We previously rejected a similar argument in Cousins v. Georgia-Pacific Corp. 599 A.2d 73 (Me. 1991) where we decided that an employee's discharge for willful misconduct did not preclude a restoration of compensation benefits. In Cousins we recognized that the Legislature has seen fit to penalize very limited forms of misconduct. Although the Legislature imposes a duty on the employer to reinstate an injured employee it has not imposed a reciprocal duty upon the employee to maintain herself ready for reinstatement (physically able to pass a required pre-employment test). As we said in Cousins we deem it inappropriate for us to expand the narrow provisions of the act.

The entry is:

Judgment affirmed: Wathen C.J. Glassman Clifford and Rudman JJ. concurring.

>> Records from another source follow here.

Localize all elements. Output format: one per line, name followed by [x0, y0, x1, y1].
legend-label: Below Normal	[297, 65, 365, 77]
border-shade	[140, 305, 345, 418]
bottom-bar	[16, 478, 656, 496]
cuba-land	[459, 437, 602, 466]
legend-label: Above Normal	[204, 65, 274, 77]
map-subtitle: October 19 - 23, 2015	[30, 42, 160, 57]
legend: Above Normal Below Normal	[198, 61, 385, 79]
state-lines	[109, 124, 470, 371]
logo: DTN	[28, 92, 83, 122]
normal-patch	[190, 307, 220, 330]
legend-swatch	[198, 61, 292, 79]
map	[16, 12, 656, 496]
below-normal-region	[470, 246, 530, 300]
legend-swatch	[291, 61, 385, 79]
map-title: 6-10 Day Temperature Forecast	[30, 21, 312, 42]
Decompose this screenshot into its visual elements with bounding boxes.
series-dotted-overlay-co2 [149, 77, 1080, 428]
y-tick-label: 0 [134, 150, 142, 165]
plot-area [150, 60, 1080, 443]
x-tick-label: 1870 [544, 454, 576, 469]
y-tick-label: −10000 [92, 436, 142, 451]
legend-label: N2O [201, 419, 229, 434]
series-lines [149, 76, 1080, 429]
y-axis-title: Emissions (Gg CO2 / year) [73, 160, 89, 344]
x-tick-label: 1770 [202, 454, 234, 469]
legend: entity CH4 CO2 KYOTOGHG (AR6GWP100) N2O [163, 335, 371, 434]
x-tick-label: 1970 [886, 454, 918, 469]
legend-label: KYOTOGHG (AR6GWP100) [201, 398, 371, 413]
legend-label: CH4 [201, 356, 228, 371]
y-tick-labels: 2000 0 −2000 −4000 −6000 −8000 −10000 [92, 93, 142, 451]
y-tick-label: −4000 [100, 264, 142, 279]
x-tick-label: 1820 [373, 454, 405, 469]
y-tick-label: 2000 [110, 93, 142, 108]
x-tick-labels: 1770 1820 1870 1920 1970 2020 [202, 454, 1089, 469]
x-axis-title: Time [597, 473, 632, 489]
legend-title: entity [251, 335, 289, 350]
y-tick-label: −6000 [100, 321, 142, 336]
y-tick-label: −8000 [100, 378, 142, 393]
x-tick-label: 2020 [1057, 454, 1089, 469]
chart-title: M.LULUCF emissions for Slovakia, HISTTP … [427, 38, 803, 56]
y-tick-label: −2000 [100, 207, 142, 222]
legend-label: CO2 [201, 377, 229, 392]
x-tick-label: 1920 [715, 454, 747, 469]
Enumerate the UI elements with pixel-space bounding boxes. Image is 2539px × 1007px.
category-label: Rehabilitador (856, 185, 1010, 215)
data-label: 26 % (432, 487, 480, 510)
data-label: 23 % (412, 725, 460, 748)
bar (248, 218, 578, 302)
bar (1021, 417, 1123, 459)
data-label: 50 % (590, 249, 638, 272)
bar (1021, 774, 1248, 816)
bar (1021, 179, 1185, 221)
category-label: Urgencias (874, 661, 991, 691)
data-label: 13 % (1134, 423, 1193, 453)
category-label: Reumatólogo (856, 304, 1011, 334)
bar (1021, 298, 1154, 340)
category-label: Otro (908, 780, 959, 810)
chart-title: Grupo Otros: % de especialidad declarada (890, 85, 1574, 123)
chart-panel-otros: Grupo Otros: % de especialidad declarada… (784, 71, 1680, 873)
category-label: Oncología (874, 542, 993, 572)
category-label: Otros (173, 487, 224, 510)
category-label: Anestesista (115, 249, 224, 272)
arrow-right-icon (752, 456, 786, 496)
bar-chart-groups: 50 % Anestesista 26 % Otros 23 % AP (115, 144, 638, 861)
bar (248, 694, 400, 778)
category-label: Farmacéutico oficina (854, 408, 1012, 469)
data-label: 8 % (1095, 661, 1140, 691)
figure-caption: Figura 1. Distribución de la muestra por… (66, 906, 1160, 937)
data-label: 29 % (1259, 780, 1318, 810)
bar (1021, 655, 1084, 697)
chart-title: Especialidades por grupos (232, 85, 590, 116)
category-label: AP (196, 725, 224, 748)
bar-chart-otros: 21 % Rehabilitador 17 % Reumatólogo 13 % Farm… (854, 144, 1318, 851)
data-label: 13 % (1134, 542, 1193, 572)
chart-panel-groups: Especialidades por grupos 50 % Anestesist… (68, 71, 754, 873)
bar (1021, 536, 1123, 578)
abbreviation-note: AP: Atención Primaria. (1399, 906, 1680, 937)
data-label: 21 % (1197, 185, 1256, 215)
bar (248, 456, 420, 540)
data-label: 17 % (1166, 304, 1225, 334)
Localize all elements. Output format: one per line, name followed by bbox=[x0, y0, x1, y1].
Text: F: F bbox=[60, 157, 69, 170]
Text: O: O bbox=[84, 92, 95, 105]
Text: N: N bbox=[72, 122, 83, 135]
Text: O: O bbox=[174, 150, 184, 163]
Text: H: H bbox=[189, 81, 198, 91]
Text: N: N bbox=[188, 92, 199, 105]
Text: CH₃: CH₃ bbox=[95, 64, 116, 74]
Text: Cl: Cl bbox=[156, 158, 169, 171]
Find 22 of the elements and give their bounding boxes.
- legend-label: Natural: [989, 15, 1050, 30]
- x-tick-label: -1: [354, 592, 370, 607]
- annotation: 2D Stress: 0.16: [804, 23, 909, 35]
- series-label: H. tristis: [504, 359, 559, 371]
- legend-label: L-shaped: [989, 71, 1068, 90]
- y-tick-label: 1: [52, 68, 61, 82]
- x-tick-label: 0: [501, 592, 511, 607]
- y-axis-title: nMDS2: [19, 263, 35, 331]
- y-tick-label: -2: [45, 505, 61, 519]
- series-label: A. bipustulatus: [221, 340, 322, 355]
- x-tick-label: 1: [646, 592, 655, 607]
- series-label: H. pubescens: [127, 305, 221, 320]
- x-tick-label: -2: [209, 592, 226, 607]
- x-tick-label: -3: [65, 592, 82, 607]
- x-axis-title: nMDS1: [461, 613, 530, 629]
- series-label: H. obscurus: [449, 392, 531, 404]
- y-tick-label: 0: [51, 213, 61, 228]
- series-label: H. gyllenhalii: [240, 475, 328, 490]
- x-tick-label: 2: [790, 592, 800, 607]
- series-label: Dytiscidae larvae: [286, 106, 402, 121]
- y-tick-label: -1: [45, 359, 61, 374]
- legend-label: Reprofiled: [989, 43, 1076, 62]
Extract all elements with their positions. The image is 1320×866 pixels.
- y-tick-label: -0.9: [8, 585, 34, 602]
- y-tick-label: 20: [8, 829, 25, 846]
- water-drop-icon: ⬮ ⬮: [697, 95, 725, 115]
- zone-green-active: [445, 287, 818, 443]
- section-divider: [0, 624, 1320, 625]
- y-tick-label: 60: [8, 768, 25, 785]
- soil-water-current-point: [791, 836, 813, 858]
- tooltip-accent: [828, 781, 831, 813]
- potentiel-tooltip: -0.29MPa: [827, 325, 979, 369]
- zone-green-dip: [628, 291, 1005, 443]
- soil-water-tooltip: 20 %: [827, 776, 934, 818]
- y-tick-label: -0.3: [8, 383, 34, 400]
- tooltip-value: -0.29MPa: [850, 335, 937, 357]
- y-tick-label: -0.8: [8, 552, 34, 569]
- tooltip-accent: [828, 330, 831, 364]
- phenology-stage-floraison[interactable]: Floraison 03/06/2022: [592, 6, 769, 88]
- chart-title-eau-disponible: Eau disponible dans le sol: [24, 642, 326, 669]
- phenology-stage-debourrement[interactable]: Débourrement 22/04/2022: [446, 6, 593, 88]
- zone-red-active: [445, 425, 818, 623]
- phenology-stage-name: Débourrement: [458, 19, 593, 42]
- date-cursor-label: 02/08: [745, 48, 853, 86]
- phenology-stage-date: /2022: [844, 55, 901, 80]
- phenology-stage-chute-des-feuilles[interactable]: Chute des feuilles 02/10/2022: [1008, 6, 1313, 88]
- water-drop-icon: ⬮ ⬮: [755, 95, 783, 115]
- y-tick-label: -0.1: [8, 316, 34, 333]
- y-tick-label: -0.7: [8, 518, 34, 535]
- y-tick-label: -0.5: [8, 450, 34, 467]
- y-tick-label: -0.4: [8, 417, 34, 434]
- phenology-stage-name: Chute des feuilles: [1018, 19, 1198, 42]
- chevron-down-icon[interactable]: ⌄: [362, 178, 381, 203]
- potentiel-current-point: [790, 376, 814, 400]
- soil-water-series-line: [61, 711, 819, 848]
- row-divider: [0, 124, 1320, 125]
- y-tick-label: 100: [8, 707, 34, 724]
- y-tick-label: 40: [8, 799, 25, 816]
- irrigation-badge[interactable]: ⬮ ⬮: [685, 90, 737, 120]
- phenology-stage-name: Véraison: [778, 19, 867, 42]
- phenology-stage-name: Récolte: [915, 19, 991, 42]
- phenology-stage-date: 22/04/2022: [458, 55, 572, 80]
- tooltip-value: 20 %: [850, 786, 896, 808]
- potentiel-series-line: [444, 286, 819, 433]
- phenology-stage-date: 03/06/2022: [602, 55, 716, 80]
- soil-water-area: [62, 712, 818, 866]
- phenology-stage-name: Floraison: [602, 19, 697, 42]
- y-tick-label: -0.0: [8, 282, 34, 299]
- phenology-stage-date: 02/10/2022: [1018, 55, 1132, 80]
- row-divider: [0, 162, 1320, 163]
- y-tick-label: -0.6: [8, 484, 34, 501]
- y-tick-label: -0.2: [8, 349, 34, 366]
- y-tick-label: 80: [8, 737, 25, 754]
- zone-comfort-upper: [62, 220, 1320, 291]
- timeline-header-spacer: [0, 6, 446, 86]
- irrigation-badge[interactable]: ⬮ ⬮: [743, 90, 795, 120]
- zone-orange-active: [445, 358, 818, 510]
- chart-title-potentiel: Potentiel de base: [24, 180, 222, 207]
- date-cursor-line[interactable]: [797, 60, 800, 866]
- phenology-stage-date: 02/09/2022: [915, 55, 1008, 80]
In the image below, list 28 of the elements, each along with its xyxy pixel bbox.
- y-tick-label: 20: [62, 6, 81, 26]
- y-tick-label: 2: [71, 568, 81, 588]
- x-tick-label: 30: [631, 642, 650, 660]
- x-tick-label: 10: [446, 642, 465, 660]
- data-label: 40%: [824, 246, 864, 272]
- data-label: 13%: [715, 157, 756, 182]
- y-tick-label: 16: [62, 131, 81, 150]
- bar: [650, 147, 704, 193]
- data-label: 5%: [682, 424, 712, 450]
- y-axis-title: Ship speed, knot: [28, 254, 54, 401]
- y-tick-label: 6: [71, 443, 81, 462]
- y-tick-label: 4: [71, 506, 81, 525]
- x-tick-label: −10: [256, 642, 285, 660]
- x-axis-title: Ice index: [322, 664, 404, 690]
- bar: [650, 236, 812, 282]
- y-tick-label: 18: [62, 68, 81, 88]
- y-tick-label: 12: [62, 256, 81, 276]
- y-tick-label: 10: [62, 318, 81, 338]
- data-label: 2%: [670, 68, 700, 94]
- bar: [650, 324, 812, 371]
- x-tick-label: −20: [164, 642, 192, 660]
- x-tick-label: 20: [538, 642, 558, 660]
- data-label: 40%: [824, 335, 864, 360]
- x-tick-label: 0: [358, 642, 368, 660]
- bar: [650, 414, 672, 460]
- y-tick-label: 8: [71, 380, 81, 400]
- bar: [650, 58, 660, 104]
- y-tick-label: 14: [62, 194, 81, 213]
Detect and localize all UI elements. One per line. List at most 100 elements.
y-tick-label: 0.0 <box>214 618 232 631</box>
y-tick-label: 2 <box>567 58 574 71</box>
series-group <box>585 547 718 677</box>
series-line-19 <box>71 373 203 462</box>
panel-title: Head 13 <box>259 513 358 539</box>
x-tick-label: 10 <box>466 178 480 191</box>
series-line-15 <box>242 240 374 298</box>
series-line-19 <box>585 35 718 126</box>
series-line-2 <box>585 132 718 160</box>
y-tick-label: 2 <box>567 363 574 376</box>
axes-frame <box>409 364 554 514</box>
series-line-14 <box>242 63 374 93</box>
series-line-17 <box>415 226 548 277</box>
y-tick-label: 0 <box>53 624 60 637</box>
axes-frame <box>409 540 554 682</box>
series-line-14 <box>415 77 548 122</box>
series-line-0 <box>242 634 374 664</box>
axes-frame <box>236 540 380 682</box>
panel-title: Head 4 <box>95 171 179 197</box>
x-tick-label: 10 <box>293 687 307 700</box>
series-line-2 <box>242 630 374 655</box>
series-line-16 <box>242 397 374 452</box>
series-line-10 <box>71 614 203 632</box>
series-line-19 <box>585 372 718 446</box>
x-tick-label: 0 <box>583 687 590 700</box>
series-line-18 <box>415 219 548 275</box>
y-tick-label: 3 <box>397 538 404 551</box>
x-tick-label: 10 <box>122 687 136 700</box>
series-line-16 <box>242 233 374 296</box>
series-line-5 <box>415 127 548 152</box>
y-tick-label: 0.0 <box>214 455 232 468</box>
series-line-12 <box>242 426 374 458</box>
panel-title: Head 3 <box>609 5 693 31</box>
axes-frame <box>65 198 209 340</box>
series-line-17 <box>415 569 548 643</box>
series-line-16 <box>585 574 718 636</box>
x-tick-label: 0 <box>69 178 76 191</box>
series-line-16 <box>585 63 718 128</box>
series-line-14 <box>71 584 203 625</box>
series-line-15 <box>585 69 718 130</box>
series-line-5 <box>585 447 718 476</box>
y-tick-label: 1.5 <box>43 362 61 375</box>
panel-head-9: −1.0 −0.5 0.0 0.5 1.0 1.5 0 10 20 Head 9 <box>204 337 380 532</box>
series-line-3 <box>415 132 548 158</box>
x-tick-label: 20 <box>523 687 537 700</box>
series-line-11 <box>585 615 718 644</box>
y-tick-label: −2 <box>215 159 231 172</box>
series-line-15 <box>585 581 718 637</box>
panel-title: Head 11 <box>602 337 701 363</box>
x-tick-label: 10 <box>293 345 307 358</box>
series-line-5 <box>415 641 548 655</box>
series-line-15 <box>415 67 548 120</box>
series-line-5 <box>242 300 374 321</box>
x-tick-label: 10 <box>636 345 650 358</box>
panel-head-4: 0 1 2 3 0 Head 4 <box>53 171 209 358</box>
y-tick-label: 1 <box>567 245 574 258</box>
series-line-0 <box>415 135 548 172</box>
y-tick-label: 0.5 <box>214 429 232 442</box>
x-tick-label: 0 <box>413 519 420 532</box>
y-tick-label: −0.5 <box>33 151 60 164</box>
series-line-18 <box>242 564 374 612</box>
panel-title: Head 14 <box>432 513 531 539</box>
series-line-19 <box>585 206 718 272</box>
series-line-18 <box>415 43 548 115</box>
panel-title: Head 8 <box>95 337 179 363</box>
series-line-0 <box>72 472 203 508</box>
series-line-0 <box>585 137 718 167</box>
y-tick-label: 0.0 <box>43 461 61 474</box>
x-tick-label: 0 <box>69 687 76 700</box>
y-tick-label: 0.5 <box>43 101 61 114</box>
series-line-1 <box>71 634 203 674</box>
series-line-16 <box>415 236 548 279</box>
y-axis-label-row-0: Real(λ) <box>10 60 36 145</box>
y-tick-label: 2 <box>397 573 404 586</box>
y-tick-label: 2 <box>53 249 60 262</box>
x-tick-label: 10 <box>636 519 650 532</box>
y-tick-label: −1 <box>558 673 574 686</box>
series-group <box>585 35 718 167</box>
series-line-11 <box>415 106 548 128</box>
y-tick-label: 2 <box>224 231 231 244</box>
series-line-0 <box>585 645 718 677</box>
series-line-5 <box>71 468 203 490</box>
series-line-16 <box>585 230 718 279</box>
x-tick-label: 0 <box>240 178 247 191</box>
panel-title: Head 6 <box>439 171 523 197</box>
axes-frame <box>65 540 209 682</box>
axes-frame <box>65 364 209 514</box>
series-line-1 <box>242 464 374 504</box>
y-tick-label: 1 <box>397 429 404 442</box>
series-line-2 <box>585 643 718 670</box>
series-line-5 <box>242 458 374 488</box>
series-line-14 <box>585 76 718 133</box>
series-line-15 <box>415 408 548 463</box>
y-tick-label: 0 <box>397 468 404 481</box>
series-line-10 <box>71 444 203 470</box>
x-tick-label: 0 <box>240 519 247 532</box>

Dissenting: The Hon. Justice Collins

I respectfully dissent from the court's opinion which further develops the line of employee oriented position we adopted in Cousins v. Georgia-Pacific 599 A.2d 73 ( 1991).

Testing employees in order to detect the usage of controlled substances has become an important feature of employment safety in recent years. Here the employee's failure of the rehiring drug test constitutes a refusal to accept suitable employment. Under 39 M.R.S.A. SEC. 66-A if the employer offers the employee a job "suitable to his physical condition " the employee must accept it or suffer the penalties of the act. Keene v. Fairchild Co. 593 A.2d 655 (Me. 1991). There is no question that the employee wanted to return to work and that she knew she would have to pass a reemployment drug test before she could be reinstated. Nonetheless she elected to take illegal drugs and those drugs were detected when she was tested. In balancing an employee's illusory "right" to use illegal drugs against the employer's rights under section 66-A it is clear that the public interest is best served by recognizing the statutory rights of the employer and thus also serving the common sense policy of ensuring safety in the workplace. Compare the employee's refusal to take advantage of reasonable medical treatment e.g. Gordon v. Maine Reduction Co. Inc. 358 A.2d 544 548 (Me. 1976); the employee's intentional or reckless injury of himself e.g. Richardson v. Robbins Lumber Inc. 379 A.2d 380 (Me. 1977); the employee's refusal to comply with the terms of an approved rehabilitation plan 39 M.R.S.A. SEC. 87(4); and criminal acts by an employee that result in incarceration 39 M.R.S.A. SEC. 102-A.

The employee's failure of the re-employment drug screening test constitutes a refusal to accept employment. The employer should be entitled to reduce compensation benefits by the amount the employee would have received if she had returned to work.